Tujuan yang diharapkan dalam pembelajaran
menulis adalah agar siswa mampu mengungkapkan gagasan, pendapat, dan
pengetahuan secara tertulis serta memiliki kegemaran menulis (Depdikbud, 1994).
Dengan keterampilan menulis yang dimiliki, siswa dapat mengembangkan
kreativitas dan dapat mempergunakan bahasa sebagai sarana menyalurkan
kreativitasnya dalam kehidupan sehari-hari.
Pembelajaran keterampilan menulis
memiliki berbagai macam bentuk. Salah satunya adalah ketrampilan menulis cerita
pendek atau cerpen. Dalam pembelajaran menulis, diharapkan siswa tidak hanya
dapat mengembangkan kemampuan membuat cerpen namun juga diperlukan kecermatan
untuk membuat argumen, memiliki kemampuan untuk menuangkan ide atau gagasan
dengan cara membuat cerpen yang menarik untuk dibaca. Di antaranya mereka harus
dapat menyusun dan menghubungkan antara kalimat yang satu dengan kalimat yang
lain sehingga menjadi cerita yang utuh.
Secara umum jenis sastra terbagi
atas tiga bentuk, yaitu prosa, puisi, dan drama. Ketiga bentuk tersebut
memiliki ciri dan otonomi yang berbeda. Bentuk-bentuk tersebut dapat dibedakan
berdasarkan format teks, struktur, bahasa, dan bangun sastranya (mode).
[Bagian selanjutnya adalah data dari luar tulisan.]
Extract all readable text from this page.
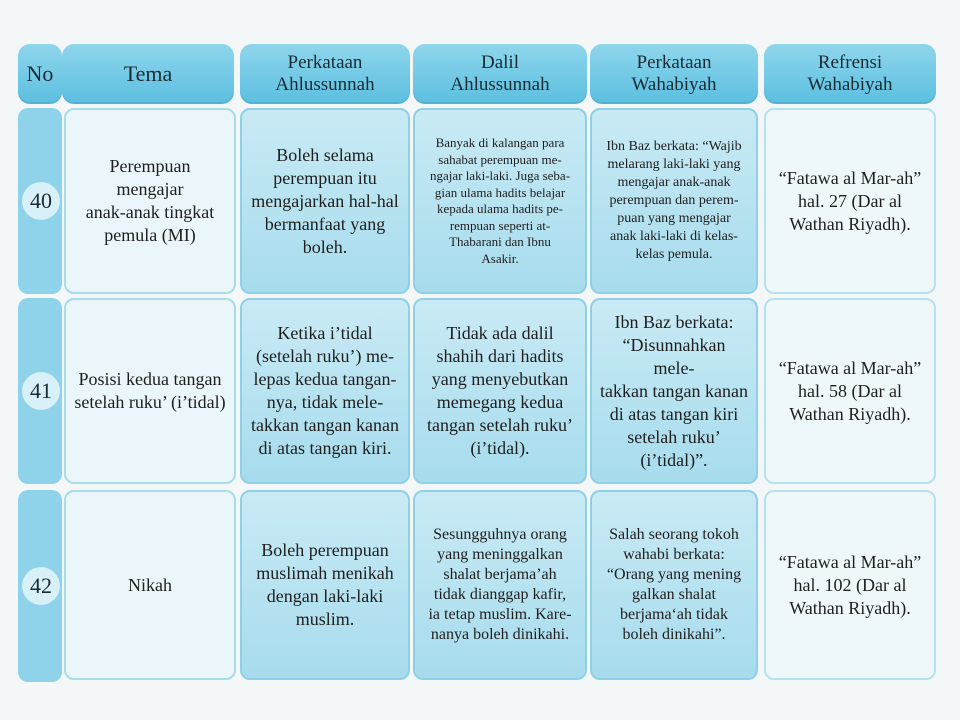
No	Tema	Perkataan
Ahlussunnah
Dalil
Ahlussunnah
Perkataan
Wahabiyah
Refrensi
Wahabiyah
40
41
42
Perempuan mengajar
anak-anak tingkat
pemula (MI)
Boleh selama
perempuan itu
mengajarkan hal-hal
bermanfaat yang
boleh.
Banyak di kalangan para
sahabat perempuan me-
ngajar laki-laki. Juga seba-
gian ulama hadits belajar
kepada ulama hadits pe-
rempuan seperti at-
Thabarani dan Ibnu
Asakir.
Ibn Baz berkata: “Wajib
melarang laki-laki yang
mengajar anak-anak
perempuan dan perem-
puan yang mengajar
anak laki-laki di kelas-
kelas pemula.
“Fatawa al Mar-ah”
hal. 27 (Dar al
Wathan Riyadh).
Posisi kedua tangan
setelah ruku’ (i’tidal)
Ketika i’tidal
(setelah ruku’) me-
lepas kedua tangan-
nya, tidak mele-
takkan tangan kanan
di atas tangan kiri.
Tidak ada dalil
shahih dari hadits
yang menyebutkan
memegang kedua
tangan setelah ruku’
(i’tidal).
Ibn Baz berkata:
“Disunnahkan mele-
takkan tangan kanan
di atas tangan kiri
setelah ruku’
(i’tidal)”.
“Fatawa al Mar-ah”
hal. 58 (Dar al
Wathan Riyadh).
Nikah
Boleh perempuan
muslimah menikah
dengan laki-laki
muslim.
Sesungguhnya orang
yang meninggalkan
shalat berjama’ah
tidak dianggap kafir,
ia tetap muslim. Kare-
nanya boleh dinikahi.
Salah seorang tokoh
wahabi berkata:
“Orang yang mening
galkan shalat
berjama‘ah tidak
boleh dinikahi”.
“Fatawa al Mar-ah”
hal. 102 (Dar al
Wathan Riyadh).
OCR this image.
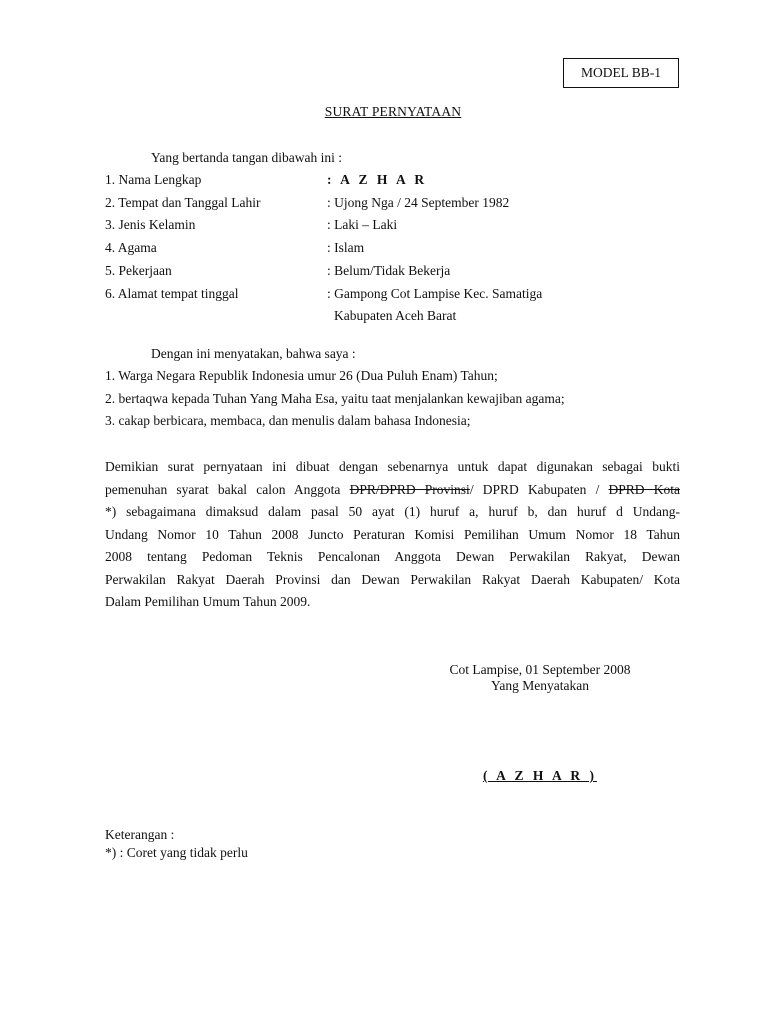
MODEL BB-1
SURAT PERNYATAAN
Yang bertanda tangan dibawah ini :
1. Nama Lengkap	: A Z H A R
2. Tempat dan Tanggal Lahir	: Ujong Nga / 24 September 1982
3. Jenis Kelamin	: Laki – Laki
4. Agama	: Islam
5. Pekerjaan	: Belum/Tidak Bekerja
6. Alamat tempat tinggal	: Gampong Cot Lampise Kec. Samatiga
Kabupaten Aceh Barat
Dengan ini menyatakan, bahwa saya :
1. Warga Negara Republik Indonesia umur 26 (Dua Puluh Enam) Tahun;
2. bertaqwa kepada Tuhan Yang Maha Esa, yaitu taat menjalankan kewajiban agama;
3. cakap berbicara, membaca, dan menulis dalam bahasa Indonesia;
Demikian surat pernyataan ini dibuat dengan sebenarnya untuk dapat digunakan sebagai bukti
pemenuhan syarat bakal calon Anggota DPR/DPRD Provinsi/ DPRD Kabupaten / DPRD Kota
*) sebagaimana dimaksud dalam pasal 50 ayat (1) huruf a, huruf b, dan huruf d Undang-
Undang Nomor 10 Tahun 2008 Juncto Peraturan Komisi Pemilihan Umum Nomor 18 Tahun
2008 tentang Pedoman Teknis Pencalonan Anggota Dewan Perwakilan Rakyat, Dewan
Perwakilan Rakyat Daerah Provinsi dan Dewan Perwakilan Rakyat Daerah Kabupaten/ Kota
Dalam Pemilihan Umum Tahun 2009.
Cot Lampise, 01 September 2008
Yang Menyatakan
( A Z H A R )
Keterangan :
*) : Coret yang tidak perlu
Jenis-jenis sastra tersebut dapat digunakan sebagai materi pembelalajaran
sastra semua jenjang pendidikan. Dari bentuk-bentuk sastra tersebut, umumnya
anak-anak menyenangi hal-hal yang fantastic, pertualangan, kepemimpian,
keberanian, dan peristiwa aneh-aneh.
Pada dasarnya prosa fiksi mengacu
pada kata yang membentuknya, yaitu kerangka dasar pada kata ”fiksi”. Kata fiksi
atau fiction di turunkan dari bahasa latin fistio, fictun yang berarti
”membentuk, membuat, mengadakan, menciptakan” (Webster New Collegiate
Distionary dalam Tarigan, 1960). Menurut The American College Dictionary (dalam
Tarigan, 1995), istilah fiksi dapat diartikan cabang dari sastra yang menyusun
karya-karya narasi imajinatip, terutama dalam bentuk prosa atau sesuatu yang
diadakan, dibuat-buat, diimajinasikan, dan suatu cerita yabg disusun.
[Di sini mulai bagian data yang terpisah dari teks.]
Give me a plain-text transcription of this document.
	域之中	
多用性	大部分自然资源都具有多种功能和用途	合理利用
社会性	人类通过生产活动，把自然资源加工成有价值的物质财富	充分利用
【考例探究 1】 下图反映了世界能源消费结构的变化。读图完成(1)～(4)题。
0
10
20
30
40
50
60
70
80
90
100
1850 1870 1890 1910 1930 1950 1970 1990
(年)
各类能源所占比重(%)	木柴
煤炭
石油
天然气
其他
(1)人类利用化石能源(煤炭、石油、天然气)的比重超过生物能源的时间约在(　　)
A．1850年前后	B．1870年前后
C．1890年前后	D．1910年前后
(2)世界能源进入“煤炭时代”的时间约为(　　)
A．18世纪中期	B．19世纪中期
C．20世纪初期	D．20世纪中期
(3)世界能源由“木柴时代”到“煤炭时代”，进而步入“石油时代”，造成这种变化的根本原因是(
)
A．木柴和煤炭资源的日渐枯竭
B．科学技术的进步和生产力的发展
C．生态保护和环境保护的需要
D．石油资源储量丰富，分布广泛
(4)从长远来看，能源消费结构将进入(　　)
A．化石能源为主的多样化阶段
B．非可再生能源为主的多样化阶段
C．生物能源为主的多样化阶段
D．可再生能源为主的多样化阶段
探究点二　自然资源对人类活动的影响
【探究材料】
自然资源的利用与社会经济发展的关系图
Prosa dapat diartikan sebagai bentuk
cerita rekaan atau cerita yang diciptakan berdasarkan kekuatan imajinasi
pengarang untuk membangkitkan atau menghidupkan segala sesuatu itu lebih hidup
dan seolah-olah apa yang diceritakan benar-benar terjadi dalam dunia nyata.
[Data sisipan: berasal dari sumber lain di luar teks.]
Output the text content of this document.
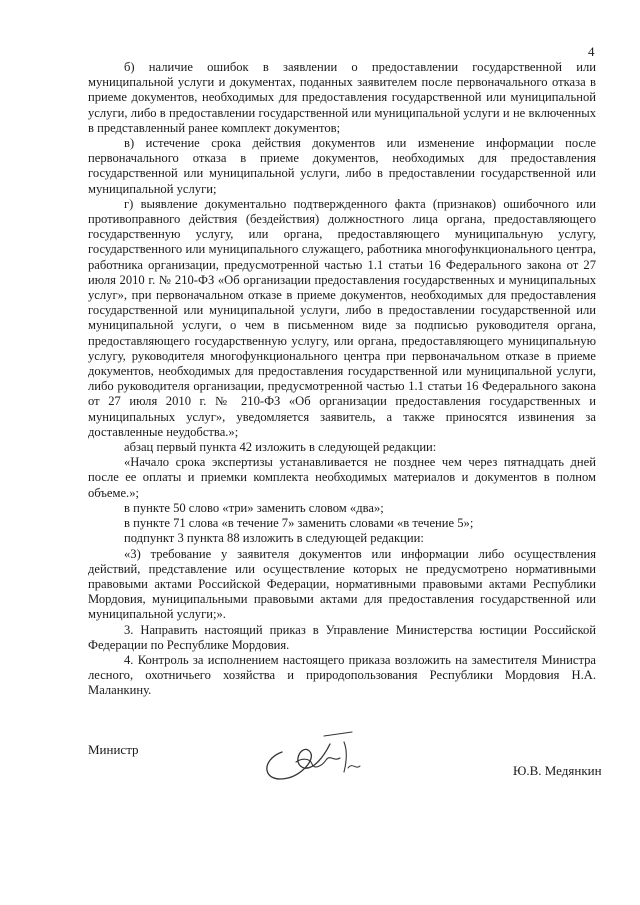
4

б) наличие ошибок в заявлении о предоставлении государственной или муниципальной услуги и документах, поданных заявителем после первоначального отказа в приеме документов, необходимых для предоставления государственной или муниципальной услуги, либо в предоставлении государственной или муниципальной услуги и не включенных в представленный ранее комплект документов;

в) истечение срока действия документов или изменение информации после первоначального отказа в приеме документов, необходимых для предоставления государственной или муниципальной услуги, либо в предоставлении государственной или муниципальной услуги;

г) выявление документально подтвержденного факта (признаков) ошибочного или противоправного действия (бездействия) должностного лица органа, предоставляющего государственную услугу, или органа, предоставляющего муниципальную услугу, государственного или муниципального служащего, работника многофункционального центра, работника организации, предусмотренной частью 1.1 статьи 16 Федерального закона от 27 июля 2010 г. № 210-ФЗ «Об организации предоставления государственных и муниципальных услуг», при первоначальном отказе в приеме документов, необходимых для предоставления государственной или муниципальной услуги, либо в предоставлении государственной или муниципальной услуги, о чем в письменном виде за подписью руководителя органа, предоставляющего государственную услугу, или органа, предоставляющего муниципальную услугу, руководителя многофункционального центра при первоначальном отказе в приеме документов, необходимых для предоставления государственной или муниципальной услуги, либо руководителя организации, предусмотренной частью 1.1 статьи 16 Федерального закона от 27 июля 2010 г. № 210-ФЗ «Об организации предоставления государственных и муниципальных услуг», уведомляется заявитель, а также приносятся извинения за доставленные неудобства.»;

абзац первый пункта 42 изложить в следующей редакции:

«Начало срока экспертизы устанавливается не позднее чем через пятнадцать дней после ее оплаты и приемки комплекта необходимых материалов и документов в полном объеме.»;

в пункте 50 слово «три» заменить словом «два»;

в пункте 71 слова «в течение 7» заменить словами «в течение 5»;

подпункт 3 пункта 88 изложить в следующей редакции:

«3) требование у заявителя документов или информации либо осуществления действий, представление или осуществление которых не предусмотрено нормативными правовыми актами Российской Федерации, нормативными правовыми актами Республики Мордовия, муниципальными правовыми актами для предоставления государственной или муниципальной услуги;».

3. Направить настоящий приказ в Управление Министерства юстиции Российской Федерации по Республике Мордовия.

4. Контроль за исполнением настоящего приказа возложить на заместителя Министра лесного, охотничьего хозяйства и природопользования Республики Мордовия Н.А. Маланкину.

Министр
Ю.В. Медянкин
Menurut Aminuddin (1987, istilah prosa fiksi disebut juga karya fiksi atau prosa
cerita, prosa narasi, narasi atau cerita ber plot. Rahmanto (1986 menjelaskan
bahwa cerita fiksi dapat dikatagorikan sebagai bentuk sastra yang imajinatif.
Prosa fiksi anak-anak memiliki berbagai macam jenis. Menulis cerita pendek
termasuk dalam prosa, baik fiksi maupun non fiksi. Namun, pada penulisan cerpen
usia SD biasanya lebih mengembangkan imajinasi atau sesuatu yang fiksi.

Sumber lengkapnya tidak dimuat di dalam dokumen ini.